By default, the aws_kinesis_firehose source augments events with helpful context keys.

State

This component is stateless, meaning its behavior is consistent across each input.

Forwarding CloudWatch Log events

This source is the recommended way to ingest logs from AWS CloudWatch logs via AWS CloudWatch Log subscriptions. To set this up:

  1. Deploy vector with a publicly exposed HTTP endpoint using this source. You will likely also want to use the aws_cloudwatch_logs_subscription_parser transform to extract the log events. Make sure to set the access_key to secure this endpoint. Your configuration might look something like:

     [sources.firehose]
     # General
     type = "aws_kinesis_firehose"
     address = "127.0.0.1:9000"
     access_key = "secret"
    
     [transforms.cloudwatch]
     type = "aws_cloudwatch_logs_subscription_parser"
     inputs = ["firehose"]
    
     [sinks.console]
     type = "console"
     inputs = ["cloudwatch"]
     encoding.codec = "json"
    
  2. Create a Kinesis Firewatch delivery stream in the region where the CloudWatch Logs groups exist that you want to ingest.
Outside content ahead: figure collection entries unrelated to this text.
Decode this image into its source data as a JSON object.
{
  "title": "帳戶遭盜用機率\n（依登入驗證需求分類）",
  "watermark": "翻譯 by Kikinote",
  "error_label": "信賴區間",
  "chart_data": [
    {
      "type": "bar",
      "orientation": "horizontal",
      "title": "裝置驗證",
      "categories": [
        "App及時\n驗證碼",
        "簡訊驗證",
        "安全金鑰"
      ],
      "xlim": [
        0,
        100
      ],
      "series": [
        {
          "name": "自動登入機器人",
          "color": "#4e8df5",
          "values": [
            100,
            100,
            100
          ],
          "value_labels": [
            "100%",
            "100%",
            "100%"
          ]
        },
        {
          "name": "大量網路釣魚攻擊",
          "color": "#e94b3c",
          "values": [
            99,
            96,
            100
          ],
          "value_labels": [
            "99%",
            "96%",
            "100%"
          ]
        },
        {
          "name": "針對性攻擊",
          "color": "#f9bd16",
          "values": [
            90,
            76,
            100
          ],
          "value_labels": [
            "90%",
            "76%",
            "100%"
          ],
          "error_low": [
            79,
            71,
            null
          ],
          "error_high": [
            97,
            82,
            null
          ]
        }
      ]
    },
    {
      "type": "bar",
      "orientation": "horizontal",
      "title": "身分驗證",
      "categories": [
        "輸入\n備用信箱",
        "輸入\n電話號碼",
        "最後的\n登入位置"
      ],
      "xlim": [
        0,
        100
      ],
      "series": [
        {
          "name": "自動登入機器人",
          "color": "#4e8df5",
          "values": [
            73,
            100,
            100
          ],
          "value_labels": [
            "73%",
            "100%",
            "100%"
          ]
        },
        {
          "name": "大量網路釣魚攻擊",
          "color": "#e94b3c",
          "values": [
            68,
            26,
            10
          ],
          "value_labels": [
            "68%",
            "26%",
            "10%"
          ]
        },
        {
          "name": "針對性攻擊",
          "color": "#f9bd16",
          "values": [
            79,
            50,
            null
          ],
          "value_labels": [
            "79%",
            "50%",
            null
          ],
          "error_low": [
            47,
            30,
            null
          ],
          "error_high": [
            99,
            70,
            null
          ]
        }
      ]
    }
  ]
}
  3. Set the stream to forward to your Vector instance via its HTTP Endpoint destination. Make sure to configure the same access_key you set earlier.

  4. Setup a CloudWatch Logs subscription to forward the events to your delivery stream

Transport Layer Security (TLS)

Vector uses OpenSSL for TLS protocols. You can adjust TLS behavior via the tls.* options.